神化
蠅が蜜に落ちる。
体のどこもかしこも、
部位の別なく
蜜に絡めとられて動かなくなる。
「イスティグラーク」、
すなわち
忘我の境地というのは、
このような状態を指す。
自意識を消滅せしめ主導権の全てを放棄した者。
その者より生じるいかなるものも、全てその原因はその者には属さない。
水に溺れてもがいている者、あがいている者、「溺れてしまう、沈んでしまう」と助けを求めて叫ぶ者、そうした者は未だ「イスティグラーク」に至ってはいない。
『アナー・アル・ハック』
すなわち「われは真理(神)なり」という言は、
この境地を象徴するのにまさしく的を得ている。
人びとは考える。何という暴言、何という傲慢、と。
人びとは考える。
『アナー・アル・アブド』、すなわち「われは神のしもべなり」、という言こそ真の謙譲を表わすのにふさわしい、と。
断じて違う。
『アナー・アル・ハック』
「われは真理なり(神なり)」こそが、真の謙譲を表わす言である。
『アナー・アル・アブド』
「われは神のしもべなり」と言うとき、その者は未だふたつ以上の存在を認めているのである。しもべ、などと上辺では卑しみつつも、しもべたる自己と神とが同等に存在する、と主張しているのである。自己などというものを、未だ捨て切れずにいるのである。
『アナー・アル・ハック』
「われは真理なり(神なり)」と言うとき、その者は自己を消滅し尽くしている。
そのとき、そこに自己などというものは存在しない。
ただ神のみが存在する。
これこそが真の謙譲、最大の奉仕である。
ルーミー詩撰より
あなたは翼を持っている。それを使うことを学び、そして、飛び立ちなさい。
ルーミー
私は空を飛びたかった
ある晩、礼拝が終わり、夜間に定められたコーランの朗誦を終えたのち、私は瞑想にふけっていた。

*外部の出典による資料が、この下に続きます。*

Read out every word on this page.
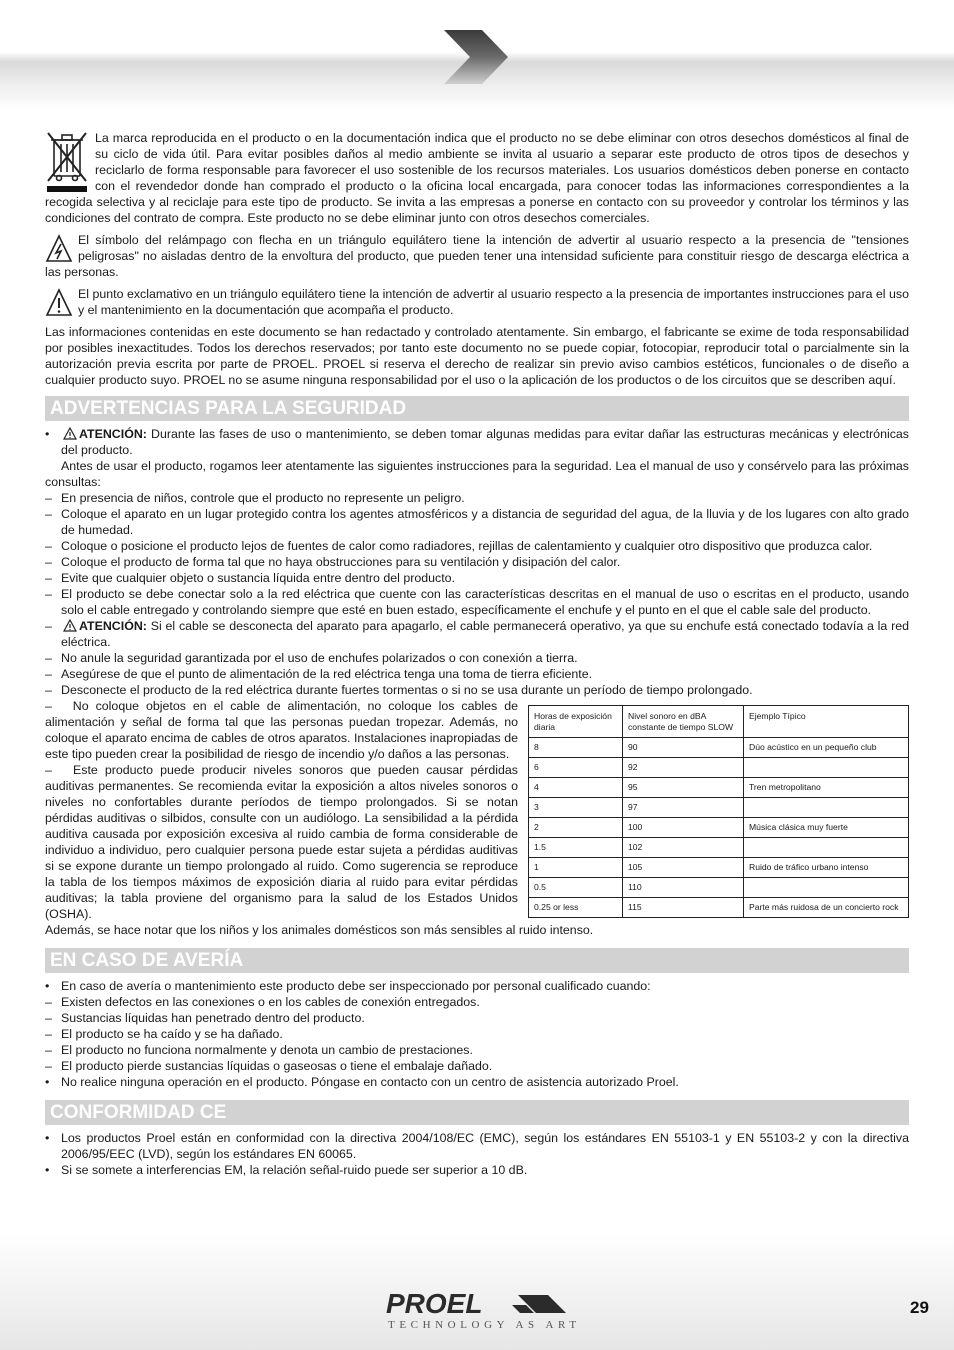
La marca reproducida en el producto o en la documentación indica que el producto no se debe eliminar con otros desechos domésticos al final de su ciclo de vida útil. Para evitar posibles daños al medio ambiente se invita al usuario a separar este producto de otros tipos de desechos y reciclarlo de forma responsable para favorecer el uso sostenible de los recursos materiales. Los usuarios domésticos deben ponerse en contacto con el revendedor donde han comprado el producto o la oficina local encargada, para conocer todas las informaciones correspondientes a la recogida selectiva y al reciclaje para este tipo de producto. Se invita a las empresas a ponerse en contacto con su proveedor y controlar los términos y las condiciones del contrato de compra. Este producto no se debe eliminar junto con otros desechos comerciales.

El símbolo del relámpago con flecha en un triángulo equilátero tiene la intención de advertir al usuario respecto a la presencia de "tensiones peligrosas" no aisladas dentro de la envoltura del producto, que pueden tener una intensidad suficiente para constituir riesgo de descarga eléctrica a las personas.

El punto exclamativo en un triángulo equilátero tiene la intención de advertir al usuario respecto a la presencia de importantes instrucciones para el uso y el mantenimiento en la documentación que acompaña el producto.

Las informaciones contenidas en este documento se han redactado y controlado atentamente. Sin embargo, el fabricante se exime de toda responsabilidad por posibles inexactitudes. Todos los derechos reservados; por tanto este documento no se puede copiar, fotocopiar, reproducir total o parcialmente sin la autorización previa escrita por parte de PROEL. PROEL si reserva el derecho de realizar sin previo aviso cambios estéticos, funcionales o de diseño a cualquier producto suyo. PROEL no se asume ninguna responsabilidad por el uso o la aplicación de los productos o de los circuitos que se describen aquí.

ADVERTENCIAS PARA LA SEGURIDAD
•	ATENCIÓN: Durante las fases de uso o mantenimiento, se deben tomar algunas medidas para evitar dañar las estructuras mecánicas y electrónicas del producto.

Antes de usar el producto, rogamos leer atentamente las siguientes instrucciones para la seguridad. Lea el manual de uso y consérvelo para las próximas consultas:

– En presencia de niños, controle que el producto no represente un peligro.
– Coloque el aparato en un lugar protegido contra los agentes atmosféricos y a distancia de seguridad del agua, de la lluvia y de los lugares con alto grado de humedad.
– Coloque o posicione el producto lejos de fuentes de calor como radiadores, rejillas de calentamiento y cualquier otro dispositivo que produzca calor.
– Coloque el producto de forma tal que no haya obstrucciones para su ventilación y disipación del calor.
– Evite que cualquier objeto o sustancia líquida entre dentro del producto.
– El producto se debe conectar solo a la red eléctrica que cuente con las características descritas en el manual de uso o escritas en el producto, usando solo el cable entregado y controlando siempre que esté en buen estado, específicamente el enchufe y el punto en el que el cable sale del producto.
–	ATENCIÓN: Si el cable se desconecta del aparato para apagarlo, el cable permanecerá operativo, ya que su enchufe está conectado todavía a la red eléctrica.
– No anule la seguridad garantizada por el uso de enchufes polarizados o con conexión a tierra.
– Asegúrese de que el punto de alimentación de la red eléctrica tenga una toma de tierra eficiente.
– Desconecte el producto de la red eléctrica durante fuertes tormentas o si no se usa durante un período de tiempo prolongado.
Horas de exposición diaria	Nivel sonoro en dBA constante de tiempo SLOW	Ejemplo Típico
8	90	Dúo acústico en un pequeño club
6	92	
4	95	Tren metropolitano
3	97	
2	100	Música clásica muy fuerte
1.5	102	
1	105	Ruido de tráfico urbano intenso
0.5	110	
0.25 or less	115	Parte más ruidosa de un concierto rock

–   No coloque objetos en el cable de alimentación, no coloque los cables de alimentación y señal de forma tal que las personas puedan tropezar. Además, no coloque el aparato encima de cables de otros aparatos. Instalaciones inapropiadas de este tipo pueden crear la posibilidad de riesgo de incendio y/o daños a las personas.

–   Este producto puede producir niveles sonoros que pueden causar pérdidas auditivas permanentes. Se recomienda evitar la exposición a altos niveles sonoros o niveles no confortables durante períodos de tiempo prolongados. Si se notan pérdidas auditivas o silbidos, consulte con un audiólogo. La sensibilidad a la pérdida auditiva causada por exposición excesiva al ruido cambia de forma considerable de individuo a individuo, pero cualquier persona puede estar sujeta a pérdidas auditivas si se expone durante un tiempo prolongado al ruido. Como sugerencia se reproduce la tabla de los tiempos máximos de exposición diaria al ruido para evitar pérdidas auditivas; la tabla proviene del organismo para la salud de los Estados Unidos (OSHA).

Además, se hace notar que los niños y los animales domésticos son más sensibles al ruido intenso.

EN CASO DE AVERÍA
• En caso de avería o mantenimiento este producto debe ser inspeccionado por personal cualificado cuando:
– Existen defectos en las conexiones o en los cables de conexión entregados.
– Sustancias líquidas han penetrado dentro del producto.
– El producto se ha caído y se ha dañado.
– El producto no funciona normalmente y denota un cambio de prestaciones.
– El producto pierde sustancias líquidas o gaseosas o tiene el embalaje dañado.
• No realice ninguna operación en el producto. Póngase en contacto con un centro de asistencia autorizado Proel.
CONFORMIDAD CE
• Los productos Proel están en conformidad con la directiva 2004/108/EC (EMC), según los estándares EN 55103-1 y EN 55103-2 y con la directiva 2006/95/EEC (LVD), según los estándares EN 60065.
• Si se somete a interferencias EM, la relación señal-ruido puede ser superior a 10 dB.
PROEL
TECHNOLOGY AS ART
29
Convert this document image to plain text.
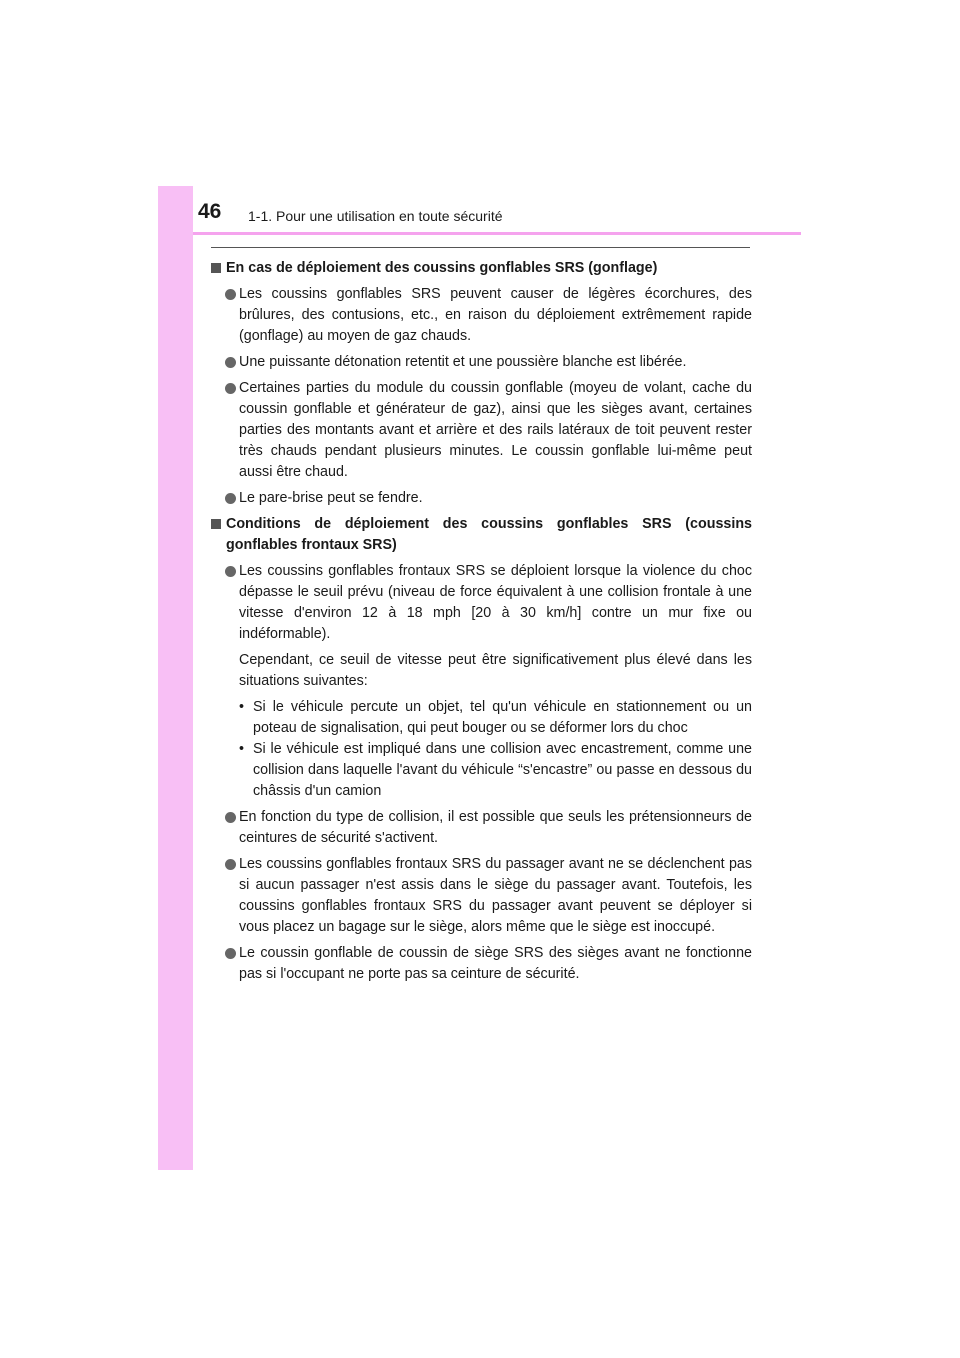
46 1-1. Pour une utilisation en toute sécurité
En cas de déploiement des coussins gonflables SRS (gonflage)
Les coussins gonflables SRS peuvent causer de légères écorchures, des brûlures, des contusions, etc., en raison du déploiement extrêmement rapide (gonflage) au moyen de gaz chauds.
Une puissante détonation retentit et une poussière blanche est libérée.
Certaines parties du module du coussin gonflable (moyeu de volant, cache du coussin gonflable et générateur de gaz), ainsi que les sièges avant, certaines parties des montants avant et arrière et des rails latéraux de toit peuvent rester très chauds pendant plusieurs minutes. Le coussin gonflable lui-même peut aussi être chaud.
Le pare-brise peut se fendre.
Conditions de déploiement des coussins gonflables SRS (coussins gonflables frontaux SRS)
Les coussins gonflables frontaux SRS se déploient lorsque la violence du choc dépasse le seuil prévu (niveau de force équivalent à une collision frontale à une vitesse d'environ 12 à 18 mph [20 à 30 km/h] contre un mur fixe ou indéformable).
Cependant, ce seuil de vitesse peut être significativement plus élevé dans les situations suivantes:
• Si le véhicule percute un objet, tel qu'un véhicule en stationnement ou un poteau de signalisation, qui peut bouger ou se déformer lors du choc
• Si le véhicule est impliqué dans une collision avec encastrement, comme une collision dans laquelle l'avant du véhicule “s'encastre” ou passe en dessous du châssis d'un camion
En fonction du type de collision, il est possible que seuls les prétensionneurs de ceintures de sécurité s'activent.
Les coussins gonflables frontaux SRS du passager avant ne se déclenchent pas si aucun passager n'est assis dans le siège du passager avant. Toutefois, les coussins gonflables frontaux SRS du passager avant peuvent se déployer si vous placez un bagage sur le siège, alors même que le siège est inoccupé.
Le coussin gonflable de coussin de siège SRS des sièges avant ne fonctionne pas si l'occupant ne porte pas sa ceinture de sécurité.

恍惚におちいったとき、私は次のようなヴィジョンを得た。そびえ立つハーンカーがあった。それは開いており、私はハーンカーの中にいた。
突然私は自分がハーンカーの外にいるのがわかった。宇宙全体がそのあるがままの姿において光からできているのが、私にはわかった。あらゆるものは一色になった。そして全存在物の微粒子は、おのおのの存在に特有の方法で、おのおのに特有の力強さで「アナー・アルハック」(我は真理−神−なり)と宣言した。私は、彼らがいかなる存在によってこのような宣言をさせられたのか、理解できなかった。
このようなヴィジョンを得たのち、陶酔、法悦、強い願望、異常な愉悦感が私を襲った。
私は空に飛び立ちたかった。しかし、何か樹に似たようなものが私の足もとにあり、そのために私は飛び立つことができないのだとわかった。
私は、むやみやたらに地面をけとばしたので、ついに樹を払いのけることができた。
弓から射られた矢のように、いや、それよりも百倍も強く、私は立ち上がり、遠くへ飛んで行った。
第一天に着いたとき、月が二つに裂けるのがわかった。わたしは月を通り抜けた。この「不在」の状態から戻ったとき、私は再び「現存」の状態にいることを知った。